Contexte Méthodologique
L'enquête s'est étendue du 20 octobre 2011 au 23 août 2012 et a pu être menée suite à l'introduction donnée par l'OSD qui intervient chez Mr Leroy. J'ai rencontré celui-ci avec son aide-familiale à deux reprises et l'ai retrouvé pendant 2 journées au centre de jour qu'il a fréquenté à partir du printemps 2012.
Vignette

Lors de ma première visite, j'arrive vers huit heures avec l'aide familiale. L'infirmière est déjà occupée à la toilette de Monsieur (elle passe tous les jours, sauf le week-end : «Tant pis, il ne se lave pas le week-end, c'est pas trop grave »). L'infirmière et l'aide familiale me font comprendre que je dois attendre la fin de la toilette pour être présentée à Monsieur.(…)

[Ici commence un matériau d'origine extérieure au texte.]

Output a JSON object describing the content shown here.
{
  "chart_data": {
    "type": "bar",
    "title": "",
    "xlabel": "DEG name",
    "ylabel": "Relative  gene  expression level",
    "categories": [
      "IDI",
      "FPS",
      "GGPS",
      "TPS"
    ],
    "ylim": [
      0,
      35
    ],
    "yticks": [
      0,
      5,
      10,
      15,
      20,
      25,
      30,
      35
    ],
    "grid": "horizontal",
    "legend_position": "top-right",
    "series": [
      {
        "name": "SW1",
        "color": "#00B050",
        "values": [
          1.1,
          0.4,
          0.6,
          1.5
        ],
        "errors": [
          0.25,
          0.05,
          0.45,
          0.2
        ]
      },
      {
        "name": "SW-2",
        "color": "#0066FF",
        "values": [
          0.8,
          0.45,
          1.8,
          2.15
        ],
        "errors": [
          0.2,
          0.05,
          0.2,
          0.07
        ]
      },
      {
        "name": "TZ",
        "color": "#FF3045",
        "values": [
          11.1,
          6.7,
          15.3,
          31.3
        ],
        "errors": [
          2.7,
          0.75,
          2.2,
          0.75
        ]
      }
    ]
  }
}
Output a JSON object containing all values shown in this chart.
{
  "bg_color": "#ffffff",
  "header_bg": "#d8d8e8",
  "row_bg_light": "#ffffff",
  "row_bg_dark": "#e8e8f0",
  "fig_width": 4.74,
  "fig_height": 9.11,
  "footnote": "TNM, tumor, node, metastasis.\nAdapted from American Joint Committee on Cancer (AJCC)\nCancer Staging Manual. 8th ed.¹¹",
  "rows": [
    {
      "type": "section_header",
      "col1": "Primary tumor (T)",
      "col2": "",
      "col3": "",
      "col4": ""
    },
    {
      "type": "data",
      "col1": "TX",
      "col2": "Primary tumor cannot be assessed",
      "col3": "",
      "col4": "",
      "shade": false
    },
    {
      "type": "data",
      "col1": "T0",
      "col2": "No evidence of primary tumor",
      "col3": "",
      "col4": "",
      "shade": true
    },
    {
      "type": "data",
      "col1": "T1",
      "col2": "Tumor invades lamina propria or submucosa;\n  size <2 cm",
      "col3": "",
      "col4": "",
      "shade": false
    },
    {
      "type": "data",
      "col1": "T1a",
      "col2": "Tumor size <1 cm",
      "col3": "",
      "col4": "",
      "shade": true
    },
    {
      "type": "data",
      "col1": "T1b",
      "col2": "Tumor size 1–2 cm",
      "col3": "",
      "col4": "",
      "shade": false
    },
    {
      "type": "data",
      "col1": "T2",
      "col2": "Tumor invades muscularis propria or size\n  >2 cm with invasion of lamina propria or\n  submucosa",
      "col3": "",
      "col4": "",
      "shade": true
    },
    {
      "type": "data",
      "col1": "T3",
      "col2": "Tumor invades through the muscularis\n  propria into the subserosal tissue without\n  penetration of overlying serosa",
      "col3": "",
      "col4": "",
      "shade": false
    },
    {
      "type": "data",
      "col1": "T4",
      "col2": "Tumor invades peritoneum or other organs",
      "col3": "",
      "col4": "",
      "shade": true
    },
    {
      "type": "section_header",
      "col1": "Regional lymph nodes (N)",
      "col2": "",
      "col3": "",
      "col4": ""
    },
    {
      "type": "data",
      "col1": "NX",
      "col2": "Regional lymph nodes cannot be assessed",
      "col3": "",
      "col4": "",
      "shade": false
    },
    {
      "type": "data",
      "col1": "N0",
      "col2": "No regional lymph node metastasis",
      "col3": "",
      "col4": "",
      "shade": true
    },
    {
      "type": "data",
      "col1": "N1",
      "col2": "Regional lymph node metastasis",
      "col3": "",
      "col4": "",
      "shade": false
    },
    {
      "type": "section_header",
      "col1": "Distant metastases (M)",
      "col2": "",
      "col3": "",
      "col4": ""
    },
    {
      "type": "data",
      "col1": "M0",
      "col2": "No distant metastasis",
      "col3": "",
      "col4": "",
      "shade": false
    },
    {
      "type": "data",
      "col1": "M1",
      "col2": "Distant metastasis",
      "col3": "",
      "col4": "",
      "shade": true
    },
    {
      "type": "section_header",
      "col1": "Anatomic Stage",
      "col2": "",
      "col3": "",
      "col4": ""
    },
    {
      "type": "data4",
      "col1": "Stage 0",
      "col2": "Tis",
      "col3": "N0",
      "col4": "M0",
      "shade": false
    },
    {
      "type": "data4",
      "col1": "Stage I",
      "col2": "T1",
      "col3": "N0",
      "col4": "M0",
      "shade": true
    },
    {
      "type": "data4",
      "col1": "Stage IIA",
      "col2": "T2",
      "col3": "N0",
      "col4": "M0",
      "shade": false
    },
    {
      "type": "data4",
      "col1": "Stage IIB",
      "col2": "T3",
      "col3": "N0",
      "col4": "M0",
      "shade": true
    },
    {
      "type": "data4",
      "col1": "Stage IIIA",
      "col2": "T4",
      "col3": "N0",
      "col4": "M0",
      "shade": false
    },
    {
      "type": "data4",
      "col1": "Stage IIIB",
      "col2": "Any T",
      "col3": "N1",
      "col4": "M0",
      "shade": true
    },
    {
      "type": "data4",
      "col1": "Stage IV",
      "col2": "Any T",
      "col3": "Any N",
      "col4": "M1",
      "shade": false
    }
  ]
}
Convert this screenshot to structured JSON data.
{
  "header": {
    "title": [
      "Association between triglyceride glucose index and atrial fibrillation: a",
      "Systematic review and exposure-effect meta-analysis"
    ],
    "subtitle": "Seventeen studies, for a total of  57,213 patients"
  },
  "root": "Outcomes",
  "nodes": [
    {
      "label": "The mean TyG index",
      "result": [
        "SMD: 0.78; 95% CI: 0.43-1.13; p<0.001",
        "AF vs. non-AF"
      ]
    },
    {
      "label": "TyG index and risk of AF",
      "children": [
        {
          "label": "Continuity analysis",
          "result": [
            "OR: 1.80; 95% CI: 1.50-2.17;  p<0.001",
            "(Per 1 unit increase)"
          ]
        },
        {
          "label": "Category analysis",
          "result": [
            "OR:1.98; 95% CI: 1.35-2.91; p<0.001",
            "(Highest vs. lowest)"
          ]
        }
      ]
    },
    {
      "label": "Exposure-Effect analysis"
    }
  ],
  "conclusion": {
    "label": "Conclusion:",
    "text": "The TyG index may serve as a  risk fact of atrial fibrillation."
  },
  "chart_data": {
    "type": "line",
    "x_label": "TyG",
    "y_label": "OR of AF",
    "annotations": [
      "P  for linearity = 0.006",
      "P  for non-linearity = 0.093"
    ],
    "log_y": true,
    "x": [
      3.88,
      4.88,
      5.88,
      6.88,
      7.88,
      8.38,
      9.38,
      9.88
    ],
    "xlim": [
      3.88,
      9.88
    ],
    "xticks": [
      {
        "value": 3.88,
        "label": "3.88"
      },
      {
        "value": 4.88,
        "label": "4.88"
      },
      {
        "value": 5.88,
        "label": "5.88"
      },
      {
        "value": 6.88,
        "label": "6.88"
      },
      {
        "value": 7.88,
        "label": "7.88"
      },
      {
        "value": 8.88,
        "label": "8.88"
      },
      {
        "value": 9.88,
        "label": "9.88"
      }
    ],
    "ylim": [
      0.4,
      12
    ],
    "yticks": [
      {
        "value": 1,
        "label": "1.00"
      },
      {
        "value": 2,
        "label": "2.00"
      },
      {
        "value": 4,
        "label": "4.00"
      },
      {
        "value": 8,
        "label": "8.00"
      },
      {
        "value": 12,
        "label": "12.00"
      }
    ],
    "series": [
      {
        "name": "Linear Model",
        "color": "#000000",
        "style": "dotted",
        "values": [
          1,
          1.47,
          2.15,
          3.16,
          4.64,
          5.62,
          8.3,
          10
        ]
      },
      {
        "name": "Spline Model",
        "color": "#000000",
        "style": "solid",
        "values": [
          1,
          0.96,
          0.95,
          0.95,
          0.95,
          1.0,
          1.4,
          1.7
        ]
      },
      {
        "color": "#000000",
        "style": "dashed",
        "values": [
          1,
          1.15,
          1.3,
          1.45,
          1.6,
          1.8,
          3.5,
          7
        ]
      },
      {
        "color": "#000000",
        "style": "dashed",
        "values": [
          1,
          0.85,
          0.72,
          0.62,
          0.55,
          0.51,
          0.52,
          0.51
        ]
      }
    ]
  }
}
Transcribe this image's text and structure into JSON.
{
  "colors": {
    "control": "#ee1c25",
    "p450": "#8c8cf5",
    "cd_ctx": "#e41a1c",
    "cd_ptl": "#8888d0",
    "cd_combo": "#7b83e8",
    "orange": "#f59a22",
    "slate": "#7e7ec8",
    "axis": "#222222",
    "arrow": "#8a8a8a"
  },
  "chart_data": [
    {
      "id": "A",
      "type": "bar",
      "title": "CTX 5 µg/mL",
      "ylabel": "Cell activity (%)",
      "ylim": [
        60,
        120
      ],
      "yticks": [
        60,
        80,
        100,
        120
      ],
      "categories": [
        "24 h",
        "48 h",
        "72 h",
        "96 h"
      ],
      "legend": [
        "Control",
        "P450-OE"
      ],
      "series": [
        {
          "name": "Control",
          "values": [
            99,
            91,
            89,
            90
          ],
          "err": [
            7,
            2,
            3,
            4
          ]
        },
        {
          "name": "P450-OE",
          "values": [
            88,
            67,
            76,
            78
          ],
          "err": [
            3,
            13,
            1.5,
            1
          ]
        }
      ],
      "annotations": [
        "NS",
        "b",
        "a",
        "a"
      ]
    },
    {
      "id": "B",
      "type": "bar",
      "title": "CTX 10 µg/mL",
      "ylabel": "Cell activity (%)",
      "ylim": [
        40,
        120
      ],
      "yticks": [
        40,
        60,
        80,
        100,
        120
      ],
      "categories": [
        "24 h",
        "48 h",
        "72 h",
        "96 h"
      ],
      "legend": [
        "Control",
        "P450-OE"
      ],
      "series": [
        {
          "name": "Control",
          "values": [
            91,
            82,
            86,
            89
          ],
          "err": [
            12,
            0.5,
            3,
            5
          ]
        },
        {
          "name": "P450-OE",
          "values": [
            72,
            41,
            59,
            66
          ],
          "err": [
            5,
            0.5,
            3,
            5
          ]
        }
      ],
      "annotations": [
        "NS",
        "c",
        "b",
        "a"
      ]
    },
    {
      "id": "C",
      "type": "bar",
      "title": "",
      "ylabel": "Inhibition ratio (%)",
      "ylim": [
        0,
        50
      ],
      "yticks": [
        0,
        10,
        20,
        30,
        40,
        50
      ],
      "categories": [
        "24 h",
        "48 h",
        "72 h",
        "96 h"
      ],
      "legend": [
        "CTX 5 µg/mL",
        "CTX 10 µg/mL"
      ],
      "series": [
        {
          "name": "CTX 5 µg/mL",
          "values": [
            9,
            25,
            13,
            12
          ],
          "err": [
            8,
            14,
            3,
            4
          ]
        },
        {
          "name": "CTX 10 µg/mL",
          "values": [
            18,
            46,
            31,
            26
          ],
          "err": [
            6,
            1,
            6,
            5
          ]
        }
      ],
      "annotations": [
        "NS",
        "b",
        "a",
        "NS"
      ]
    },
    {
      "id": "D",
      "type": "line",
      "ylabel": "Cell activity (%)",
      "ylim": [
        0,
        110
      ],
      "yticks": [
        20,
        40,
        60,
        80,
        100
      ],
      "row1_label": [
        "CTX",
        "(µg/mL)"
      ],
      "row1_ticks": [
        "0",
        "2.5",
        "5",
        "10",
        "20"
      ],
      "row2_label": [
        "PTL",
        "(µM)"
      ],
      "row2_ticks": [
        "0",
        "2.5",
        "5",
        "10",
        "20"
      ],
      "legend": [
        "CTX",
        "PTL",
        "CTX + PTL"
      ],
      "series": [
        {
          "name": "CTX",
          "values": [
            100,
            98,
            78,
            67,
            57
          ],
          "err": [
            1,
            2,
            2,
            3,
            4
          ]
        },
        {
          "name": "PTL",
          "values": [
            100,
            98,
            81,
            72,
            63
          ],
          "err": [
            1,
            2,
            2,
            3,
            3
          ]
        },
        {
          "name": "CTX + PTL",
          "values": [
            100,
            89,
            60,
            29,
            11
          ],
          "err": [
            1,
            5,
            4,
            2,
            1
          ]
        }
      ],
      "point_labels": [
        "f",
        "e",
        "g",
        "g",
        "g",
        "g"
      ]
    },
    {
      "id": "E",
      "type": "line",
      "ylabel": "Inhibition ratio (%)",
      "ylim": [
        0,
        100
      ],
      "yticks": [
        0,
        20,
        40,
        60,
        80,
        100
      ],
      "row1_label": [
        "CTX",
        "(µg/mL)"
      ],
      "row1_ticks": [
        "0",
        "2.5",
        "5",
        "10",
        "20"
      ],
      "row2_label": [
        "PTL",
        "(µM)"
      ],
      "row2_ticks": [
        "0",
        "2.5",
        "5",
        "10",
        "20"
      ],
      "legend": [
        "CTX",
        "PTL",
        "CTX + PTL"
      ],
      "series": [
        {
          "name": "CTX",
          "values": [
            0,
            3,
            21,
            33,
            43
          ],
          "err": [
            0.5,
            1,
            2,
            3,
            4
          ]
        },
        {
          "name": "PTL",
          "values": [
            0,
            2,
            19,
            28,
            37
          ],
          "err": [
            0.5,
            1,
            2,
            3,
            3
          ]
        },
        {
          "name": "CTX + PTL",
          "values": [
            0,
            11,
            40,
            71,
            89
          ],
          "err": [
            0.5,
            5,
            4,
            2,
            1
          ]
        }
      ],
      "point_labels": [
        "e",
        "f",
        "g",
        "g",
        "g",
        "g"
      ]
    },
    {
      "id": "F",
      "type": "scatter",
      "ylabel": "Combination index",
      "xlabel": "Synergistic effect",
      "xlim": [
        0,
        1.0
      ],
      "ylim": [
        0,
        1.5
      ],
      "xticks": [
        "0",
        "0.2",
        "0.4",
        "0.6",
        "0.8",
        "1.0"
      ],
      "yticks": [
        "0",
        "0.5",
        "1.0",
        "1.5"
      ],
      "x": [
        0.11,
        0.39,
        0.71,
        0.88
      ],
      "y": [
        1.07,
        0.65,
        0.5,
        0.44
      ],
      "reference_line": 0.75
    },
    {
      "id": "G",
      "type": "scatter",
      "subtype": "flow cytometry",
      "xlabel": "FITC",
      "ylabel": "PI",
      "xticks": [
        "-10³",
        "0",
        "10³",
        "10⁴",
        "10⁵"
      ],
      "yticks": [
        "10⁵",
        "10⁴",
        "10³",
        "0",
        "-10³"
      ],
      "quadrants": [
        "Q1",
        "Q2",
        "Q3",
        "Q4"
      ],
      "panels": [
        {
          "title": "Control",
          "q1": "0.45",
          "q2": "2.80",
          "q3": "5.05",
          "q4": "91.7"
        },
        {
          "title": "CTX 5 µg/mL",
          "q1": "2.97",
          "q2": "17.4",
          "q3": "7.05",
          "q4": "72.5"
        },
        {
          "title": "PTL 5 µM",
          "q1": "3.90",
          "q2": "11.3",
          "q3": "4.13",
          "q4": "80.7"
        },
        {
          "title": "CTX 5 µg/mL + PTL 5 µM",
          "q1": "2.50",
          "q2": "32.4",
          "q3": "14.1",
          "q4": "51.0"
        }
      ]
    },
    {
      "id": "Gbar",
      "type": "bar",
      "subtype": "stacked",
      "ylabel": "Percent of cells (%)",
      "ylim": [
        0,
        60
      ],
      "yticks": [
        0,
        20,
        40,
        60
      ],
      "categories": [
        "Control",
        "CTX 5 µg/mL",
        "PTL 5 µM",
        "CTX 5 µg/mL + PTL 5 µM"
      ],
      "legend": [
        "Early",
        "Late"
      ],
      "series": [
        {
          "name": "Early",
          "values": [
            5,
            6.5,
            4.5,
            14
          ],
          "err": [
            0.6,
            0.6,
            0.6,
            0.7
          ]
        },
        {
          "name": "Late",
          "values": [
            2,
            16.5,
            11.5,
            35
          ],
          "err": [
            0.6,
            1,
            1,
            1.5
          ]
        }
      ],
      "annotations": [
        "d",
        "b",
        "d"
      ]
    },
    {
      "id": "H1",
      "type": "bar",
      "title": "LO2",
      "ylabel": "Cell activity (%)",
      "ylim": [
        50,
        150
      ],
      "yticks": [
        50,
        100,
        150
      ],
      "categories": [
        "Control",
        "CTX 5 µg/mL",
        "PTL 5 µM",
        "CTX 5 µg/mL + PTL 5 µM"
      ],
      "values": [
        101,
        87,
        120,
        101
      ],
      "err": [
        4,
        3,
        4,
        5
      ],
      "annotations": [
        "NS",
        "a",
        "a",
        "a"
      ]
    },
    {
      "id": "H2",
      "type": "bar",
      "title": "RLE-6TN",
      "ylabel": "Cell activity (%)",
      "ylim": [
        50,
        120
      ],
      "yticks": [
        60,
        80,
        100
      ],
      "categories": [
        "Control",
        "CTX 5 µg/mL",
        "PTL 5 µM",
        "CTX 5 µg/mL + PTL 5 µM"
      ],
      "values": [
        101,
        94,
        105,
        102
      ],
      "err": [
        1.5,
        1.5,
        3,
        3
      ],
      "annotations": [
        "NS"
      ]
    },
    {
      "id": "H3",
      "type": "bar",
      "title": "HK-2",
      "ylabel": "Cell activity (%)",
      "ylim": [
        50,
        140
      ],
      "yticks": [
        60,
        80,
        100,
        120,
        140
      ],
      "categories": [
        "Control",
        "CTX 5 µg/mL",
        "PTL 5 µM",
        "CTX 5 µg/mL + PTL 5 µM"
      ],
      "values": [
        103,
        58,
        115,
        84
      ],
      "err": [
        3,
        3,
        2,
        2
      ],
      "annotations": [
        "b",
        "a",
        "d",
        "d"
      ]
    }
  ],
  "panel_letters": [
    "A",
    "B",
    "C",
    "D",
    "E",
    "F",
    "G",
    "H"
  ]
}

Après le départ de l'infirmière vient le petit-déjeuner. Puis l'aide familiale apporte à Monsieur son miroir et son rasoir électrique ; il se rase pendant qu'elle lance une lessive. Je me propose pour débarrasser le petit-déjeuner et donner un coup de main pour la vaisselle, mais l'aide familiale me l'interdit. Elle s'excuse de sa brusquerie envers moi : « vous comprenez, c'est mieux qu'il le fasse. Il sait se débrouiller, il peut faire sa vaisselle, alors c'est important que ce soit lui qui la fasse. » Ensuite, elle nettoie la cuisine, la salle de bains et les toilettes. Pendant ce temps, elle envoie Monsieur Leroy prendre les poussières dans le salon. «Je lui demande de faire son buffet, la cheminée, car c'est vite poussiéreux. Il fait tout ce qui est à sa hauteur, mais pas se baisser et faire par terre, ça, c'est moi. J'essaie de le faire participer énormément. On va faire les courses ensemble, c'est lui qui fait la liste avant, avec ce qu'il aime. On va à la banque. Je retire les sous, puis je lui donne. On va chez le pharmacien, c'est lui qui demande ses médicaments et c'est lui qui paie ». L'aide familiale fait aussi la toilette de Monsieur, quelquefois : « Je sais que c'est complètement interdit. On en a parlé avec l'assistante sociale et l'infirmière, on a négocié, on s'arrange comme ça.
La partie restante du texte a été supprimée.